Macey, Mackenzie, and Madeline Garrison are among the rarest triplets in the world
After birth, their biological mother decided she couldn’t care for them. Darla and Jeff Garrison, from Iowa, decided to foster them, recognizing the urgency for the girls to locate a good home. According to the outlet, the two already had three sons.
Macey and Mackenzie, the conjoined twins, underwent operations to become separated weeks after they were born.
Mackenzie went home after six weeks in medical care, and Macey came home a month later.
“We’d fallen in love with them. Our boys were so happy to have three sisters,” Darla told Closer magazine.
The Garrisons adopted all three girls two years after the operation, People magazine reported.
Then, they moved from California to a farm in Iowa.
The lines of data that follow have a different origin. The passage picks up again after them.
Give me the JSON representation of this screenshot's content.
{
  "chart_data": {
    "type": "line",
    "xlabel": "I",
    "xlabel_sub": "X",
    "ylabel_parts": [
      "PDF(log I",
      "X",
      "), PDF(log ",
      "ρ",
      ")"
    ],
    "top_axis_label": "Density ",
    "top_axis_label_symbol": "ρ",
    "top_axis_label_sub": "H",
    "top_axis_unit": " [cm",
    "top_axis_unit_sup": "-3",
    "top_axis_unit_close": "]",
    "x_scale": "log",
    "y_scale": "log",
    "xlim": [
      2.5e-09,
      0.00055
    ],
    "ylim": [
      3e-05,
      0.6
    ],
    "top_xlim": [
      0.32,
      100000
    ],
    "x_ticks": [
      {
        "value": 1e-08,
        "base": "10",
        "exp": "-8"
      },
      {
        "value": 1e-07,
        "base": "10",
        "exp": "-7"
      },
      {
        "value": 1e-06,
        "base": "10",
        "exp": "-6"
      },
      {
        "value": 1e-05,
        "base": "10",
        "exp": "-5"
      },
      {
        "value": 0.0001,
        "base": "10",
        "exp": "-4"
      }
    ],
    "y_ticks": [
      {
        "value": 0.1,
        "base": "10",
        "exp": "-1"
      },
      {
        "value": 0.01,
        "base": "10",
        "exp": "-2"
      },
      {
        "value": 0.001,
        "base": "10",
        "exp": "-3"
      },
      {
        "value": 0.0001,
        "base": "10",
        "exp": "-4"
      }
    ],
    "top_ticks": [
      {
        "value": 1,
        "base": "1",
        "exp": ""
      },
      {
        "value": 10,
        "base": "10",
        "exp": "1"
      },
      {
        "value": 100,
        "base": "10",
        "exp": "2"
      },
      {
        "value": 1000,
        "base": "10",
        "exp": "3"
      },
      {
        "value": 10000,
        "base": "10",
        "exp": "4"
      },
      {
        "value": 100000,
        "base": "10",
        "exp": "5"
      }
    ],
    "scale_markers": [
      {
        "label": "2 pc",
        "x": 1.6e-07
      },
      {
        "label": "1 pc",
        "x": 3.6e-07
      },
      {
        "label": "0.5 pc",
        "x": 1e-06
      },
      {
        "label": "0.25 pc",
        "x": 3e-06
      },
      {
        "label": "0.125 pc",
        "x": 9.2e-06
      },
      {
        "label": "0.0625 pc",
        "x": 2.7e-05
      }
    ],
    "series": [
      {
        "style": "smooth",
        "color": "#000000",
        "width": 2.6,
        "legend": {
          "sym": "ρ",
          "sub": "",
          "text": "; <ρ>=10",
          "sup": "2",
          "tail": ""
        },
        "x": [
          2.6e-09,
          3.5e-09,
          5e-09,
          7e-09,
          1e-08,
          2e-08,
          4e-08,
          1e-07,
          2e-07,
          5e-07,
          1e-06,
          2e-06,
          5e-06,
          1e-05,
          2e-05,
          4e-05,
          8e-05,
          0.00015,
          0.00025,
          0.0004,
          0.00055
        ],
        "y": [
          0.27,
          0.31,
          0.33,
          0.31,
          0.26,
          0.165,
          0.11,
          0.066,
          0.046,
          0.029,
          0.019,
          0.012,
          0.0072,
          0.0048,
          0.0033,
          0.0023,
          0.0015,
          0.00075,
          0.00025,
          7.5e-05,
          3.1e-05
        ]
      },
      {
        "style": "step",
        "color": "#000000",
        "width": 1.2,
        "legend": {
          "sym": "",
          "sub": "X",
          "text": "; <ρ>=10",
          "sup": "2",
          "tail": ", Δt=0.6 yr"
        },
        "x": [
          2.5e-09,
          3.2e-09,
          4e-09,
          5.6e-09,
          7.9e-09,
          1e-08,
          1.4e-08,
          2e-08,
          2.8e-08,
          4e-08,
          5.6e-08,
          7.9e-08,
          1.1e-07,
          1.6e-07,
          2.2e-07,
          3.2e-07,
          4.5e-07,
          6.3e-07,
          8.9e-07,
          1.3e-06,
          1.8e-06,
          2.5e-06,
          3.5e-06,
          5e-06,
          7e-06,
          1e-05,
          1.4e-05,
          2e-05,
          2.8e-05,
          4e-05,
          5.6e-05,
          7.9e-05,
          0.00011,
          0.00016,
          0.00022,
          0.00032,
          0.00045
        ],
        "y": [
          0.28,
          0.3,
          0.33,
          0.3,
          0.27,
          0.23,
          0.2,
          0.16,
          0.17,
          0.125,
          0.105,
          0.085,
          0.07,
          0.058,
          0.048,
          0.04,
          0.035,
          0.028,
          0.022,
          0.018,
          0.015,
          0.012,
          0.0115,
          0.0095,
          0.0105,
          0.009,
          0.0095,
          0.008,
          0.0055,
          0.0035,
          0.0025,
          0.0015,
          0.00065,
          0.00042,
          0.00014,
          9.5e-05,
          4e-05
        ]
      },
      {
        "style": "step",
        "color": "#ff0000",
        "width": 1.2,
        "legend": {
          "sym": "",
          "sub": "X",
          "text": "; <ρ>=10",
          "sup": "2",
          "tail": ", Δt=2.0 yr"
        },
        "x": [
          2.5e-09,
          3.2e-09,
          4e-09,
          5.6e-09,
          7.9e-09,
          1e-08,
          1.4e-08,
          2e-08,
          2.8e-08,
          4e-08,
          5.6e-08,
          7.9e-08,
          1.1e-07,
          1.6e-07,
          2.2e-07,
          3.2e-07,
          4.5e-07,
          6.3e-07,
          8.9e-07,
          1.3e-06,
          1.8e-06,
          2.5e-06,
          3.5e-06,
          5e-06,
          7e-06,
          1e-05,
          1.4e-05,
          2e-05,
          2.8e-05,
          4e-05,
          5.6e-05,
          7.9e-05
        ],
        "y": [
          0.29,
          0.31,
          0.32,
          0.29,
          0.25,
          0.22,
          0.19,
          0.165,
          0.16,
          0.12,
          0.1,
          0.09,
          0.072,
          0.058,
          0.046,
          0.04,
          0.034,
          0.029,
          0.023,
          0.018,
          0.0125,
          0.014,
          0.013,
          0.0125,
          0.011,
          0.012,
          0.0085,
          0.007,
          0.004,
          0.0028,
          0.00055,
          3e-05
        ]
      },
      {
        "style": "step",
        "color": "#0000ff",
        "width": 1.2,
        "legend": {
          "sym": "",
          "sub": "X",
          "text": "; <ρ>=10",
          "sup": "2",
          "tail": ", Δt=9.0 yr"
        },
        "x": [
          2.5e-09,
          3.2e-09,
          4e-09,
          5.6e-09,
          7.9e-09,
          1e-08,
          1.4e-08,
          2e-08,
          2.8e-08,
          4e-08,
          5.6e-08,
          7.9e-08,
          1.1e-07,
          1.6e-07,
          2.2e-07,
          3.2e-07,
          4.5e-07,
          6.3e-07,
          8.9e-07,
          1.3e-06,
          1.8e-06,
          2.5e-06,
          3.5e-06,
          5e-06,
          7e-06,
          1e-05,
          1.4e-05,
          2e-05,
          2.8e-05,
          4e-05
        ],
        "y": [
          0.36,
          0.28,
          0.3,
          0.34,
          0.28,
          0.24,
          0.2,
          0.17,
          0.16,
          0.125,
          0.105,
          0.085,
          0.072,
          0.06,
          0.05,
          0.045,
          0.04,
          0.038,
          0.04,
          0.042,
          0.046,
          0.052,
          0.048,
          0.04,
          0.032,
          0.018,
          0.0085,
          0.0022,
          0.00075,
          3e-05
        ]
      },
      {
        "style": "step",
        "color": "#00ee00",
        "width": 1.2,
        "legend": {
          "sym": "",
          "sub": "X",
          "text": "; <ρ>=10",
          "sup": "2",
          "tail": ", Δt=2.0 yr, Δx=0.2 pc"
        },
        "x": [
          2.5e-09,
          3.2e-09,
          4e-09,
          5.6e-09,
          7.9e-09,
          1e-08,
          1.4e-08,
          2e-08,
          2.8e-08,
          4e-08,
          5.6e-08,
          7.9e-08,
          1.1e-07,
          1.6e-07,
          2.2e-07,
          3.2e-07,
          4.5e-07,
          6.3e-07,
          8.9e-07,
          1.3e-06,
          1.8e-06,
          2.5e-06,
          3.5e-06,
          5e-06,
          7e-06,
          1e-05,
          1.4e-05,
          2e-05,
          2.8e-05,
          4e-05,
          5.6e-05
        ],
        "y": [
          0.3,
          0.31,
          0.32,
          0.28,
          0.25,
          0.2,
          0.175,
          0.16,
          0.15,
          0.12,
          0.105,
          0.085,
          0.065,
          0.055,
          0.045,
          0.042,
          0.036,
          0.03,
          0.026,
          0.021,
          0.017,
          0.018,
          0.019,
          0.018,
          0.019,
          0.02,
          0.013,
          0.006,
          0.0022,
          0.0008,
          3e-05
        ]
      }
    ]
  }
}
Linda Kontis, the co-founder of the foster-care agency that placed them, said the three have thrived since then.
“When you raise children who are handicapped in any way, when they’re surrounded by people who treat them like regular kids, that becomes how they see themselves,” Kontis said. “It wasn’t just Darla and Jeff, they took in these girls as a family unit. And that’s why they re fabulous kids today.”
Regarding their biological parents, the two had drug problems and didn’t see a doctor during their mother’s pregnancy.
But Children’s Hospital Los Angeles Pediatric Surgeon James Stein said conjoined twins Macey and Mackenzie had to overcome a lot to be equal with their peers.
“The girls have succeeded through hard work and the commitment by their family. Their progression is wonderful and inspiring,” he told People magazine.
“I see them actually maturing,” added Darla. “Now that I’m in school, I’m not as available, and they’ve really stepped up. They’re pretty proud of that. They do a lot for 10-year-olds, really.”
She said the three have embraced household chores, and she added that due to their rapid growth, Macey and Mackenzie had to swap prosthetic limbs several times per year.
What’s more, when she went back to college to study, Darla said the girls began becoming more studious themselves.
“We’re not to the point yet where they can just go out and about with their prosthetic legs,” Darla said. “It’s a balance issue. You have to train and train, and that’s what we’re doing with them at school.”
After adoption, the parents weren’t sure what would happen.
“We had no idea what to expect – but they only needed someone who loved them. We got Madeline when she was four days old and Macey and Mackenzie came to us after four weeks,” Darla told Closer.
Darla added: “[Madeline] says she wishes she had one leg, and hops around. But she’s starting to realise she’s the lucky one.”
Madeline also loves to ride horses and has been helping her sisters ride.
Added Darla: “They were scared at first, but Madeline has been a wonderful teacher.”
Mackenzie noted: “I wish I could ride a bike like Madeline. But I can jump five times with my skipping rope on one leg.”
The mother noted that the girls will have a normal life expectancy but suffer from severe scoliosis and will need spine-straightening surgery
“They have frequent tests to make sure they’re growing properly, but there’s no reason why they can’t have a long, happy life,” she explained.